Now a new rule being proposed by the Obama Administration will take a lot of the guessing out of the process. In those cases where the person has to leave the United States to finalize their case, the new rule would let them file for a waiver and have a decision on the waiver BEFORE they leave the United States. If the waiver is approved, they can leave the U.S. to finish processing their case with an excellent chance of being permitted to reenter the United States after their visa interview. If the waiver isn’t approved….well…they should probably take that as a very visible sign from their Higher Power that it is not a good idea to leave. This is HUGE step in the right direction because there are many, many spouses and children of U.S. citizens who, but for the uncertainty of whether or not they will be permitted to return, would complete their green card processing in their respective home countries.
But there a few key points to remember:
- This only applies to spouses and children of U.S. citizens and it does not apply to all children of U.S. citizens. Spouses and children of legal permanent residents are not covered by this rule.
- The rule is in its initial stages and the details are sketchy. We do not yet know exactly how this procedure will work and when it will go into effect.
- The applicants must still prove that their not being able to return to the U.S. will cause extreme hardship to their U.S. citizen spouse or parent.
- The 3 and 10 year bars do not apply until a person reaches age 18 and subsequently stays in the United States for 180 or 365 days after his or her 18th birthday, but there are some other complicated rules that apply to minors with respect to penalties that in some cases can be even worse. Consult with a knowledgeable attorney before making any major decision in your case.

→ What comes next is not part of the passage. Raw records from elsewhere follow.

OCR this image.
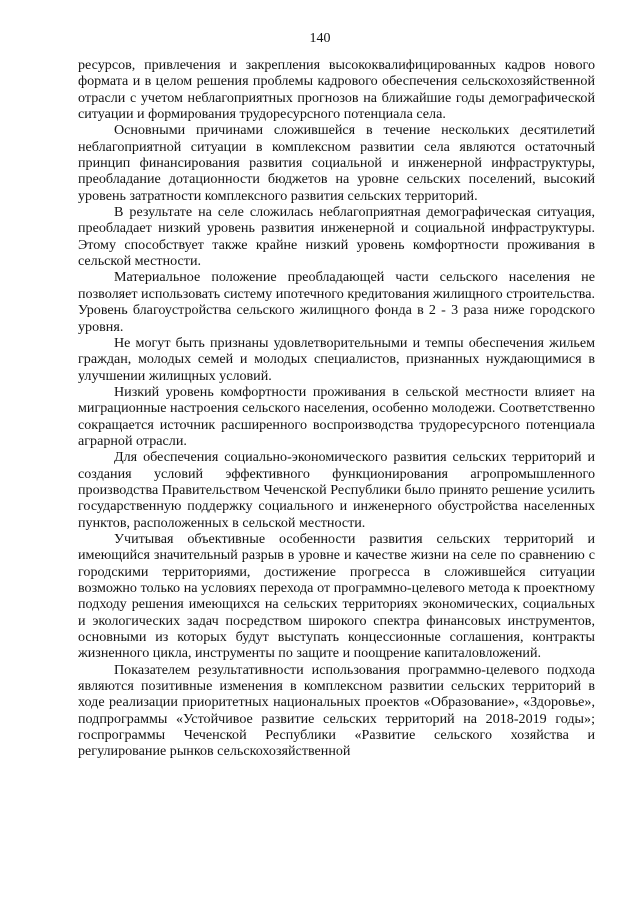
140

ресурсов, привлечения и закрепления высококвалифицированных кадров нового формата и в целом решения проблемы кадрового обеспечения сельскохозяйственной отрасли с учетом неблагоприятных прогнозов на ближайшие годы демографической ситуации и формирования трудоресурсного потенциала села.

Основными причинами сложившейся в течение нескольких десятилетий неблагоприятной ситуации в комплексном развитии села являются остаточный принцип финансирования развития социальной и инженерной инфраструктуры, преобладание дотационности бюджетов на уровне сельских поселений, высокий уровень затратности комплексного развития сельских территорий.

В результате на селе сложилась неблагоприятная демографическая ситуация, преобладает низкий уровень развития инженерной и социальной инфраструктуры. Этому способствует также крайне низкий уровень комфортности проживания в сельской местности.

Материальное положение преобладающей части сельского населения не позволяет использовать систему ипотечного кредитования жилищного строительства. Уровень благоустройства сельского жилищного фонда в 2 - 3 раза ниже городского уровня.

Не могут быть признаны удовлетворительными и темпы обеспечения жильем граждан, молодых семей и молодых специалистов, признанных нуждающимися в улучшении жилищных условий.

Низкий уровень комфортности проживания в сельской местности влияет на миграционные настроения сельского населения, особенно молодежи. Соответственно сокращается источник расширенного воспроизводства трудоресурсного потенциала аграрной отрасли.

Для обеспечения социально-экономического развития сельских территорий и создания условий эффективного функционирования агропромышленного производства Правительством Чеченской Республики было принято решение усилить государственную поддержку социального и инженерного обустройства населенных пунктов, расположенных в сельской местности.

Учитывая объективные особенности развития сельских территорий и имеющийся значительный разрыв в уровне и качестве жизни на селе по сравнению с городскими территориями, достижение прогресса в сложившейся ситуации возможно только на условиях перехода от программно-целевого метода к проектному подходу решения имеющихся на сельских территориях экономических, социальных и экологических задач посредством широкого спектра финансовых инструментов, основными из которых будут выступать концессионные соглашения, контракты жизненного цикла, инструменты по защите и поощрение капиталовложений.

Показателем результативности использования программно-целевого подхода являются позитивные изменения в комплексном развитии сельских территорий в ходе реализации приоритетных национальных проектов «Образование», «Здоровье», подпрограммы «Устойчивое развитие сельских территорий на 2018-2019 годы»; госпрограммы Чеченской Республики «Развитие сельского хозяйства и регулирование рынков сельскохозяйственной
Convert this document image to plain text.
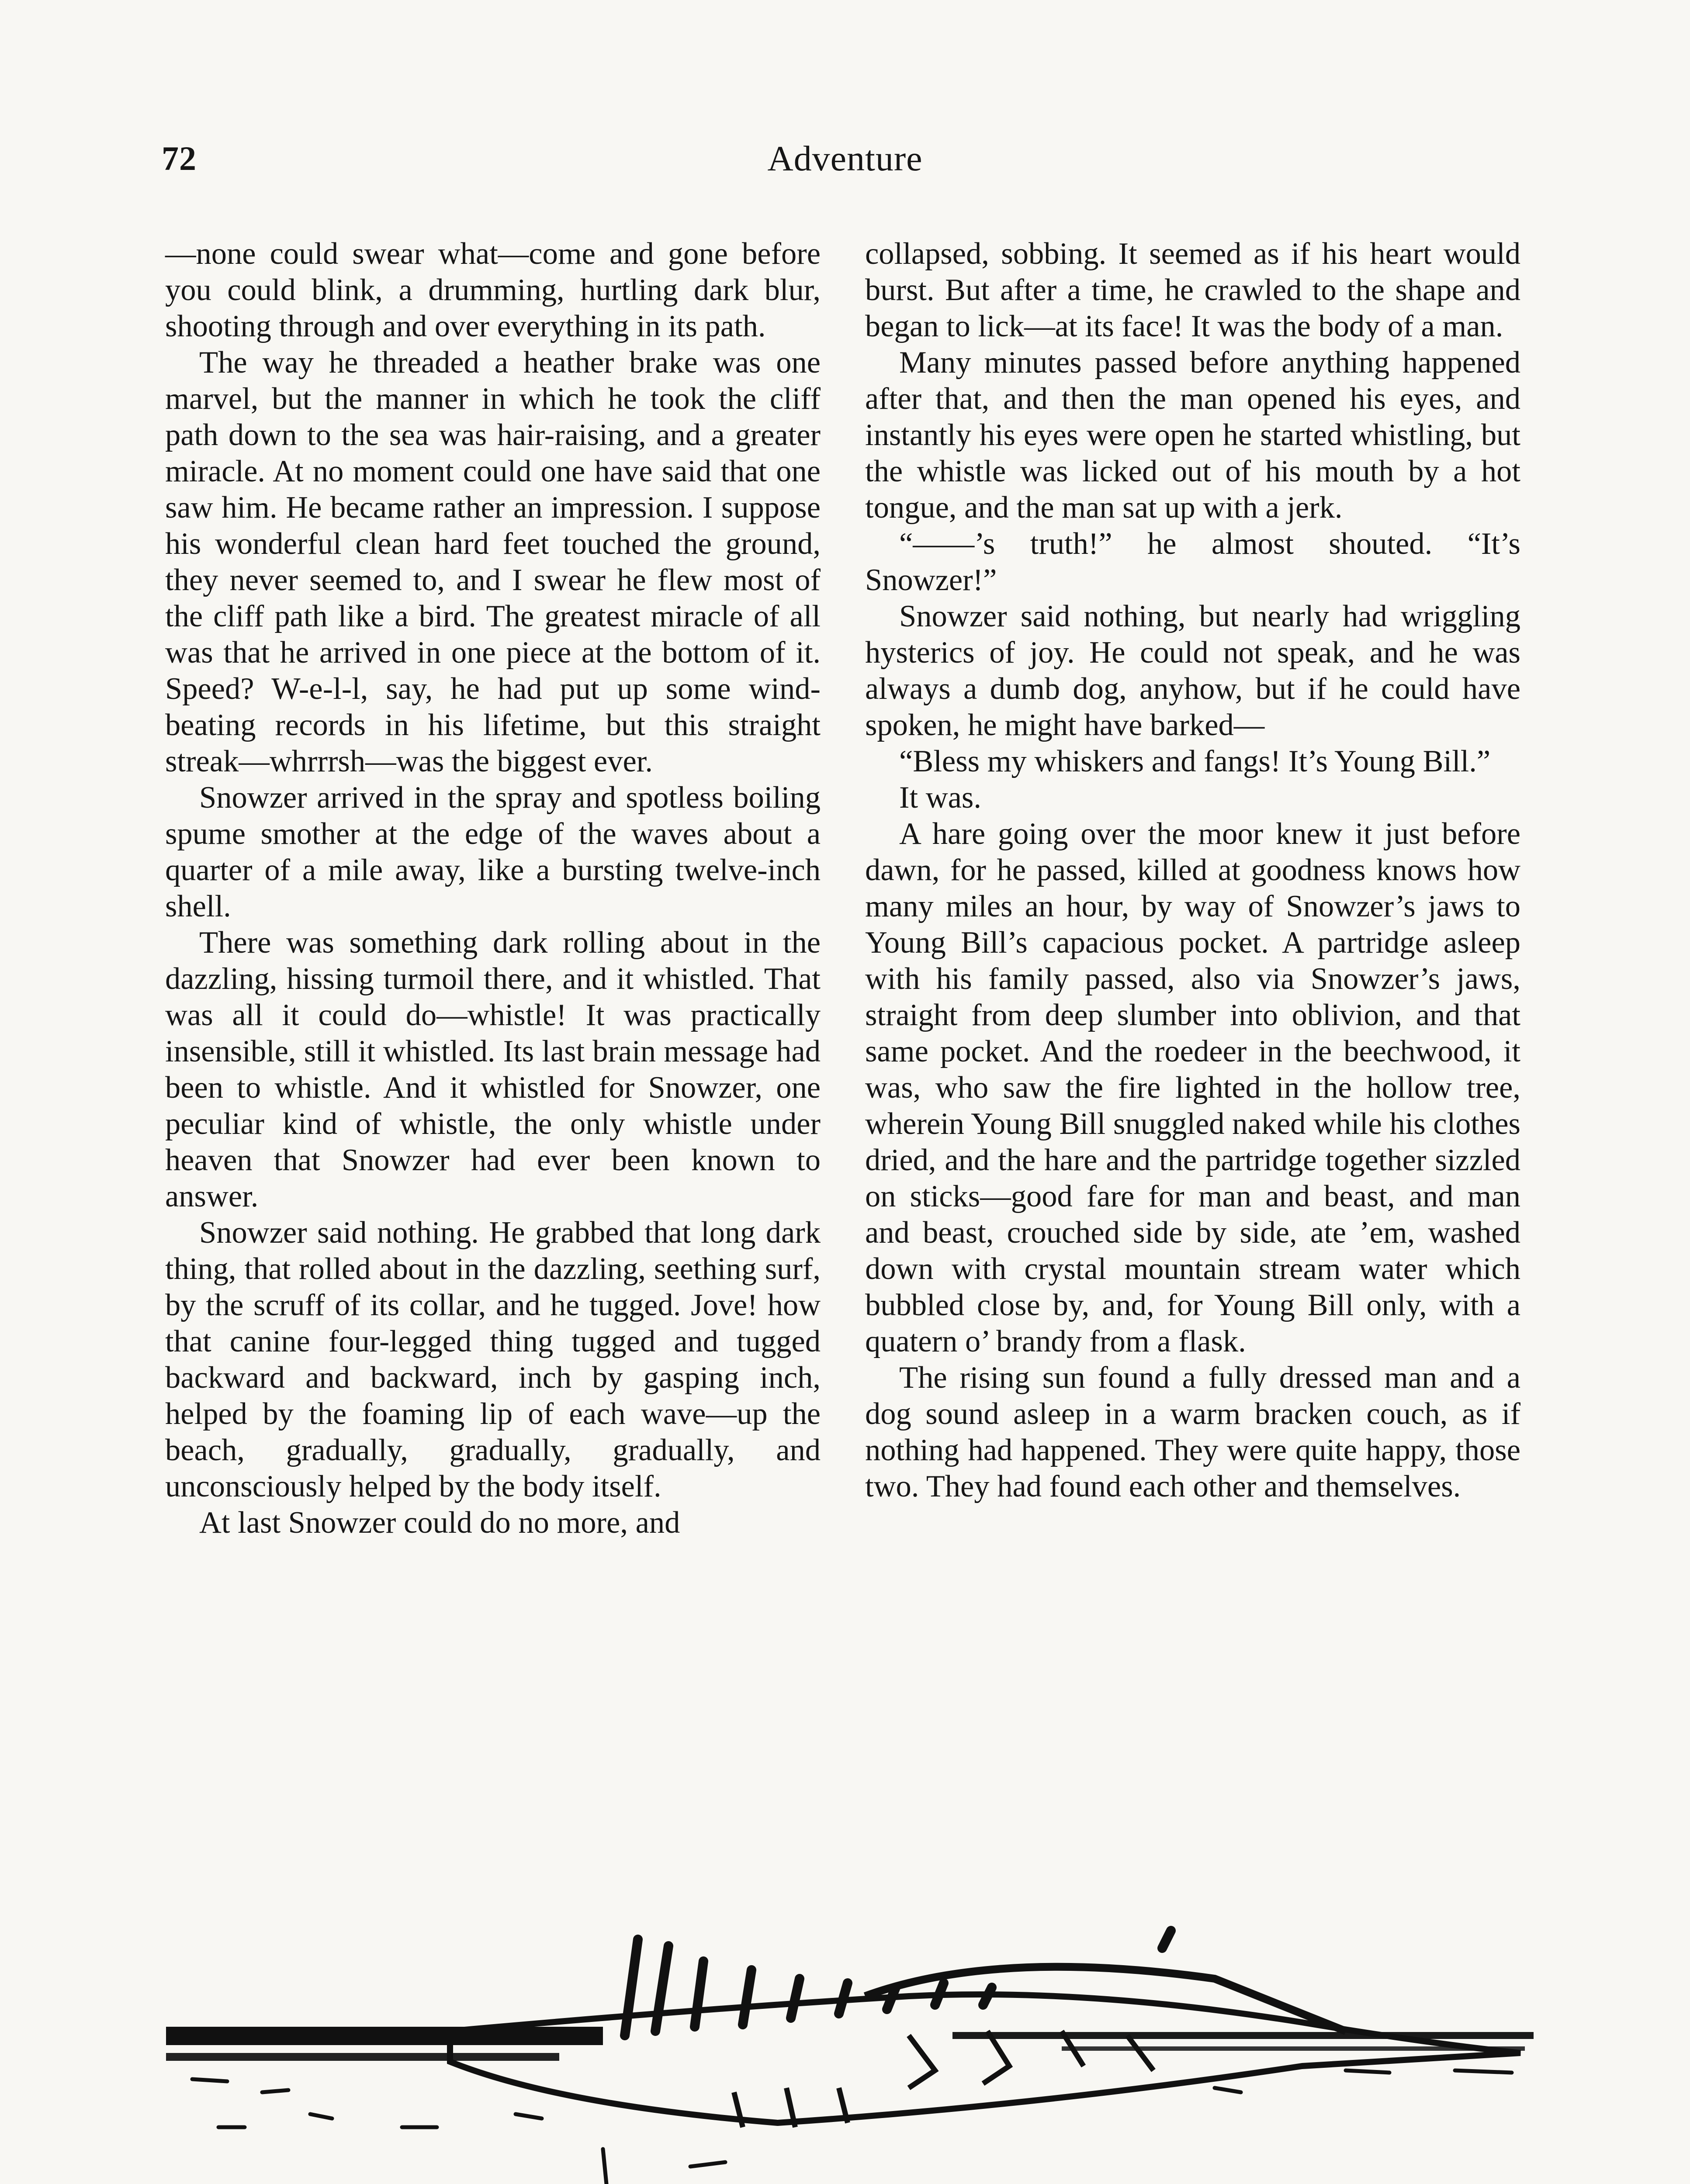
72	Adventure

—none could swear what—come and gone before you could blink, a drumming, hurtling dark blur, shooting through and over everything in its path.

The way he threaded a heather brake was one marvel, but the manner in which he took the cliff path down to the sea was hair-raising, and a greater miracle. At no moment could one have said that one saw him. He became rather an impression. I suppose his wonderful clean hard feet touched the ground, they never seemed to, and I swear he flew most of the cliff path like a bird. The greatest miracle of all was that he arrived in one piece at the bottom of it. Speed? W-e-l-l, say, he had put up some wind-beating records in his lifetime, but this straight streak—whrrrsh—was the biggest ever.

Snowzer arrived in the spray and spotless boiling spume smother at the edge of the waves about a quarter of a mile away, like a bursting twelve-inch shell.

There was something dark rolling about in the dazzling, hissing turmoil there, and it whistled. That was all it could do—whistle! It was practically insensible, still it whistled. Its last brain message had been to whistle. And it whistled for Snowzer, one peculiar kind of whistle, the only whistle under heaven that Snowzer had ever been known to answer.

Snowzer said nothing. He grabbed that long dark thing, that rolled about in the dazzling, seething surf, by the scruff of its collar, and he tugged. Jove! how that canine four-legged thing tugged and tugged backward and backward, inch by gasping inch, helped by the foaming lip of each wave—up the beach, gradually, gradually, gradually, and unconsciously helped by the body itself.

At last Snowzer could do no more, and

collapsed, sobbing. It seemed as if his heart would burst. But after a time, he crawled to the shape and began to lick—at its face! It was the body of a man.

Many minutes passed before anything happened after that, and then the man opened his eyes, and instantly his eyes were open he started whistling, but the whistle was licked out of his mouth by a hot tongue, and the man sat up with a jerk.

“——’s truth!” he almost shouted. “It’s Snowzer!”

Snowzer said nothing, but nearly had wriggling hysterics of joy. He could not speak, and he was always a dumb dog, anyhow, but if he could have spoken, he might have barked—

“Bless my whiskers and fangs! It’s Young Bill.”

It was.

A hare going over the moor knew it just before dawn, for he passed, killed at goodness knows how many miles an hour, by way of Snowzer’s jaws to Young Bill’s capacious pocket. A partridge asleep with his family passed, also via Snowzer’s jaws, straight from deep slumber into oblivion, and that same pocket. And the roedeer in the beechwood, it was, who saw the fire lighted in the hollow tree, wherein Young Bill snuggled naked while his clothes dried, and the hare and the partridge together sizzled on sticks—good fare for man and beast, and man and beast, crouched side by side, ate ’em, washed down with crystal mountain stream water which bubbled close by, and, for Young Bill only, with a quatern o’ brandy from a flask.

The rising sun found a fully dressed man and a dog sound asleep in a warm bracken couch, as if nothing had happened. They were quite happy, those two. They had found each other and themselves.
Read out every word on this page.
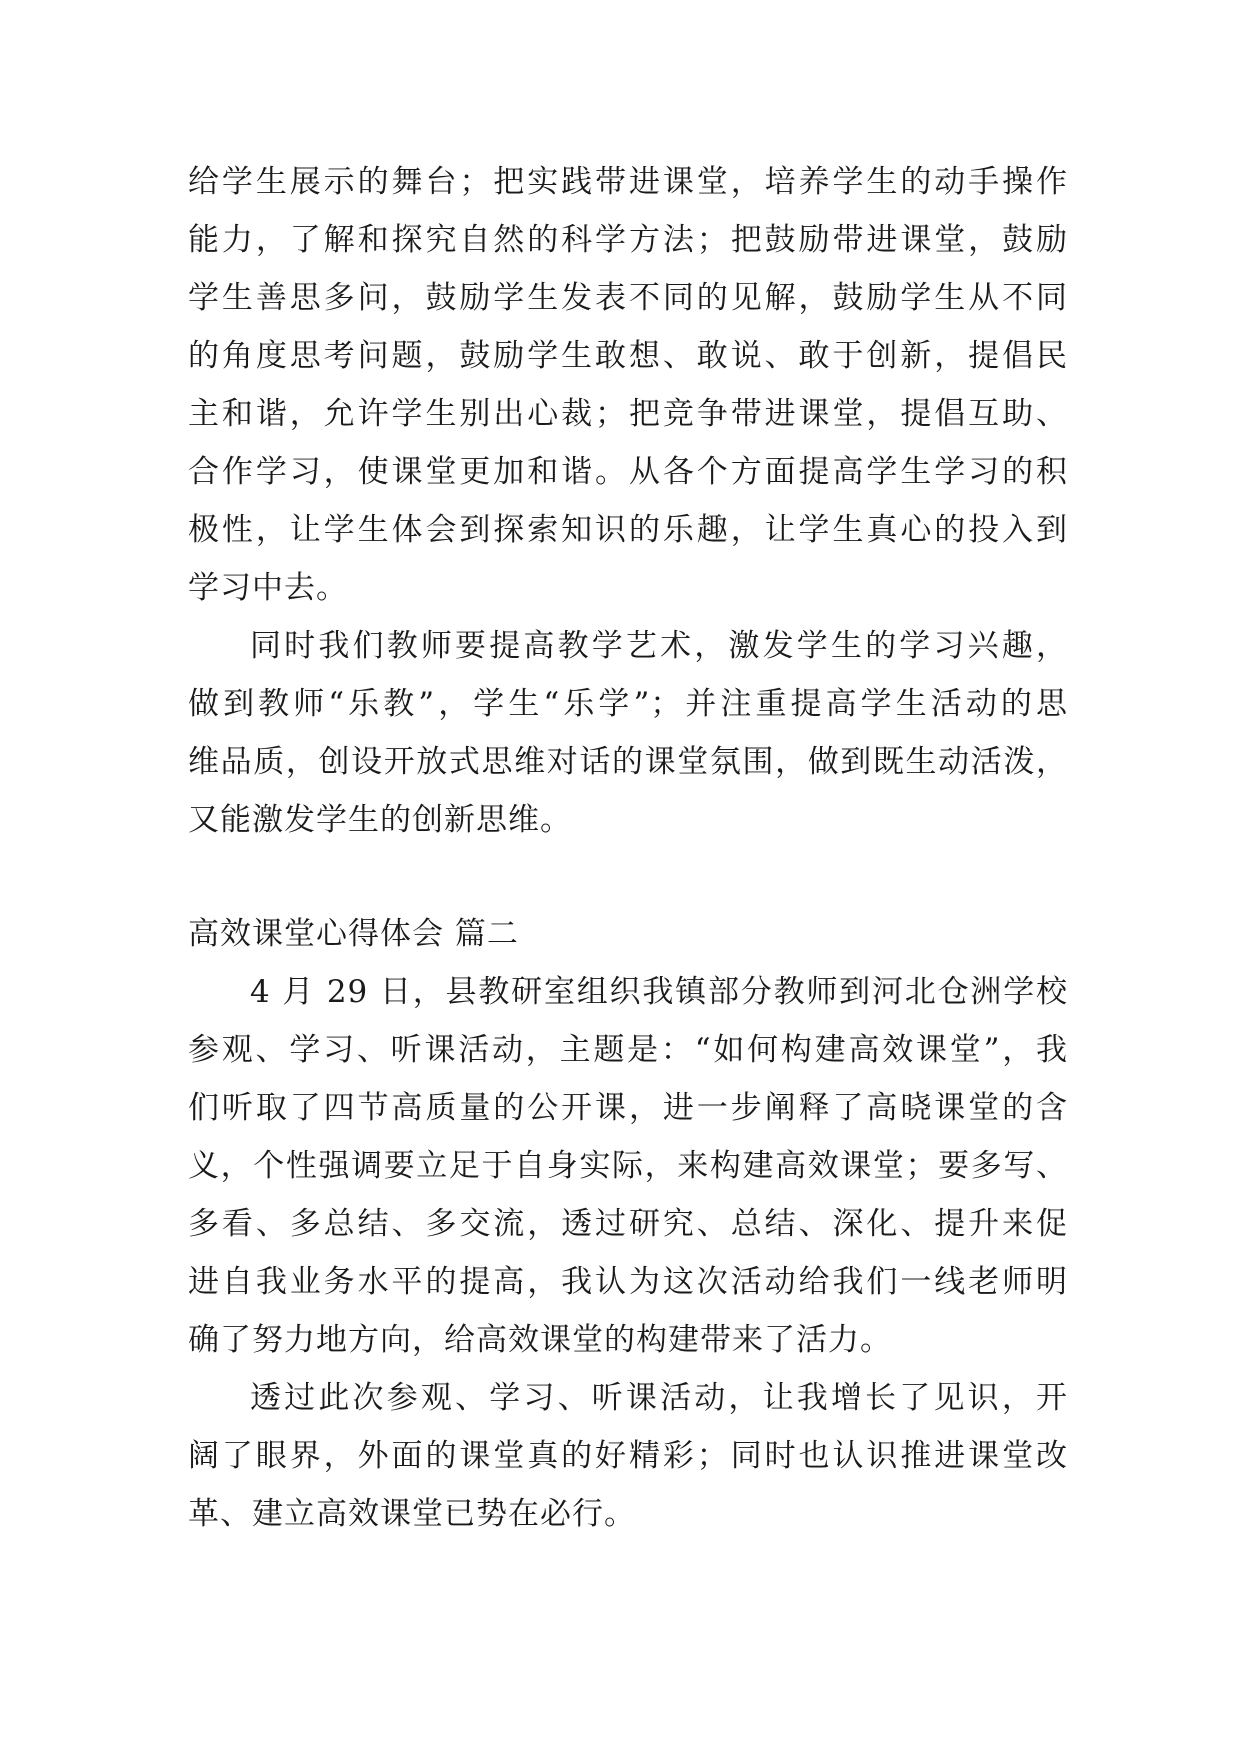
给学生展示的舞台；把实践带进课堂，培养学生的动手操作
能力，了解和探究自然的科学方法；把鼓励带进课堂，鼓励
学生善思多问，鼓励学生发表不同的见解，鼓励学生从不同
的角度思考问题，鼓励学生敢想、敢说、敢于创新，提倡民
主和谐，允许学生别出心裁；把竞争带进课堂，提倡互助、
合作学习，使课堂更加和谐。从各个方面提高学生学习的积
极性，让学生体会到探索知识的乐趣，让学生真心的投入到
学习中去。
同时我们教师要提高教学艺术，激发学生的学习兴趣，
做到教师“乐教”，学生“乐学”；并注重提高学生活动的思
维品质，创设开放式思维对话的课堂氛围，做到既生动活泼，
又能激发学生的创新思维。
高效课堂心得体会 篇二
4 月 29 日，县教研室组织我镇部分教师到河北仓洲学校
参观、学习、听课活动，主题是：“如何构建高效课堂”，我
们听取了四节高质量的公开课，进一步阐释了高晓课堂的含
义，个性强调要立足于自身实际，来构建高效课堂；要多写、
多看、多总结、多交流，透过研究、总结、深化、提升来促
进自我业务水平的提高，我认为这次活动给我们一线老师明
确了努力地方向，给高效课堂的构建带来了活力。
透过此次参观、学习、听课活动，让我增长了见识，开
阔了眼界，外面的课堂真的好精彩；同时也认识推进课堂改
革、建立高效课堂已势在必行。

- All cases are different and before making any decision that can have such life altering consequences, it is important to consult with a duly qualified attorney who is knowledgeable of immigration law.
This article is being offered for general informational purposes only and should not in any way be construed as legal advice. Any decisions that you make with respect to your immigration case or status should only be made after a personal consultation with a duly qualified attorney knowledgeable of immigration law.